King of this hilarious mountain and star of the show was Sid Caesar, a notorious wild man, a pill-popping drunk, a passionate liberal who occasionally put his fist through walls (the holes then framed in silver on the Wall of Terror), here played by the excellent Pete Pryor. The writers are Mike Doherty, David Ingram, Carl Wallnau, Anthony Lawton, Jennifer Childs, Dave Jadico, and Chris Faith (with a very funny Russian accent). Kelly Vrooman is the secretary who fills their bizarre requests unblinkingly. Corralling this gang is director Matt Pfeiffer.

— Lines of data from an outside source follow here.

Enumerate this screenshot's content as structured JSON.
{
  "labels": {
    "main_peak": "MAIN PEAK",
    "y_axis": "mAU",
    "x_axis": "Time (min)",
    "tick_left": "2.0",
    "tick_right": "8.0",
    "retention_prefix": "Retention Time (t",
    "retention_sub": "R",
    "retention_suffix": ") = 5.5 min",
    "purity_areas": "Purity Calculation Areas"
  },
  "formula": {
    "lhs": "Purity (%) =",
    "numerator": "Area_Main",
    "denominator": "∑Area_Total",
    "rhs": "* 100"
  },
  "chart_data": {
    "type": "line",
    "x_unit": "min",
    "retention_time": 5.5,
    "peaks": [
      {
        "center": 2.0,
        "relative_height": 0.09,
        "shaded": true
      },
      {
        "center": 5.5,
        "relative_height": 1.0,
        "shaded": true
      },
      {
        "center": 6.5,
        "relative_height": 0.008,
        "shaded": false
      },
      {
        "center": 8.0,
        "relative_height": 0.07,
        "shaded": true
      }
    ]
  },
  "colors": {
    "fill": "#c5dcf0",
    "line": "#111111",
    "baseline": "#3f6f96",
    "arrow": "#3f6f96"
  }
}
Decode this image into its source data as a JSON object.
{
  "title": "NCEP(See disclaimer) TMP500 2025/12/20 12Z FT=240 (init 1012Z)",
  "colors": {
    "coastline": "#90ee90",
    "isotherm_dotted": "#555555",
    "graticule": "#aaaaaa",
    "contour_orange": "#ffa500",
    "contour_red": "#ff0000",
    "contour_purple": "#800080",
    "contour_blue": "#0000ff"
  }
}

There is the inevitable daunting element: As soon as you write a show about the funniest writers in the business, they have to be funny. And they are, but maybe not quite funny enough; Laughter on the 23rd Floor makes you smile rather than fall off your chair. There is enough history woven through the script to teach us something about the 1950s in TV (would there have been a Jon Stewart or Stephen Colbert without Sid Caesar?) and about the country (the McCarthy hearings). "All humor is based on hostility," says somebody. "That's why World War II was so funny," says somebody else. Ba-da-bum.

Stalin dies, McCarthy is censured, NBC cancels the show. Time goes by, and now we have a zillion channels.


Laughter on the 23rd Floor

Presented by 1812 Productions at Plays & Players Theatre, 1714 Delancey Place. Through May 15. Tickets $20-$35. Information: 215-592-9560 or www.1812Productions.org.